Parfois, elles s’éloignent un peu, mais jamais bien loin. La juste balance de la chose fait que cela tue d’emblée toute forme d’attente, car rien, dans ce disque, n’est systématique. Comprendre par là que l’originalité est au rendez-vous, sans formule toute faite, comme si les musiciens suivaient leurs envies à l’instant précis où ils les jouent. Cela donne une spontanéité très live au disque, quand bien même on imagine que les compositions ont été bossées jusqu’à la moelle.
A la vie à la mort !
En résulte une urgence, une véhémence, une énergie presque incontrôlable, parfois aussi insouciante, qui alterne titres plus posés avec de véritables coups de fouet (Cold Jacket avec sa minute vingt-cinq en est un parfait exemple). Là non plus, impossible de se reposer sur nos lauriers, tant la diversité est présente. Pris à rebrousse-poil, ou à contre pied, on s’adapte et on savoure, tout simplement, en se disant que cela fait du bien de contourner les longs fleuves tranquilles en choisissant les rapides tortueux et chaotiques du rock en pleine montée de sève.
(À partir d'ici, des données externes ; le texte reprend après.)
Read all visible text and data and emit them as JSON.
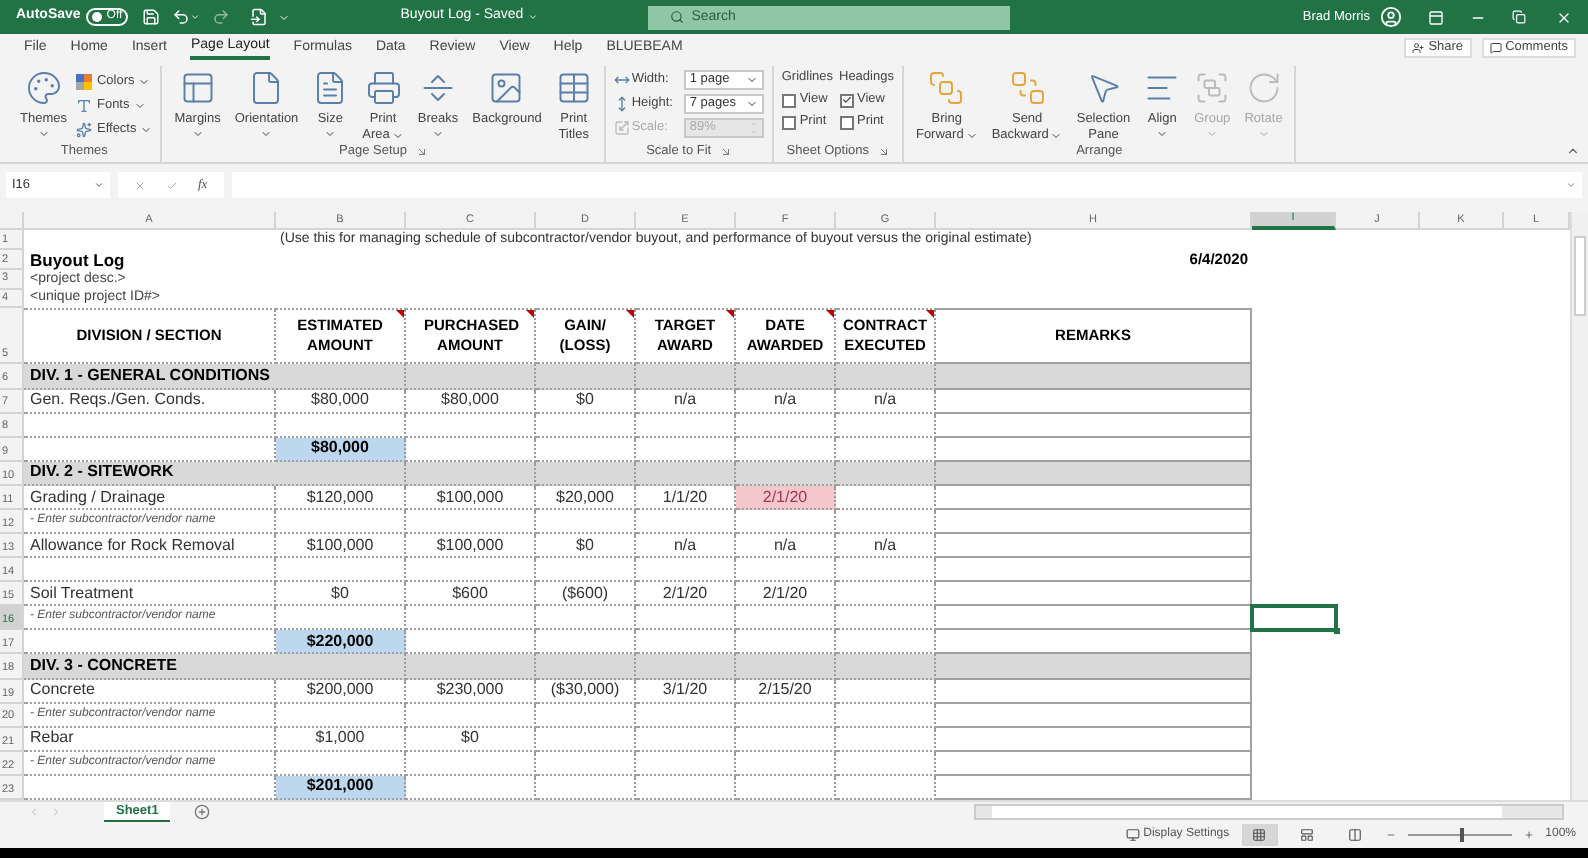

L’électricité pleut, la colère froide aussi. Pourtant, le disque n’est pas pessimiste, à peine mélancolique sur certains titres. Il laisse même l’amour s’inviter sur quelques titres, principalement en deuxième moitié de disque, moins tourmentés. CityT error est plutôt comme un cri de rage, comme une envie de bousculer le monde trop propret pour y inséminer de belles mauvaises graines de rébellion. Celles-ci donnent d’ores et déjà un bel arbre au tronc tortueux mais aux racines profondément ancrées dans le sol.
Qu’importe si celui-ci est friable, ou meuble, ou dur comme du béton, Shoefiti reste debout, sans ciller, et nous amarre au sol avec sa musique lourde comme une chape de béton, mais légère de créativité et de ce sentiment qui nous fait nous dire qu’on restera jeune toute notre vie.
Décidément, ce groupe a tout pour plaire. Et fait partie des grands espoirs de demain. Assurément.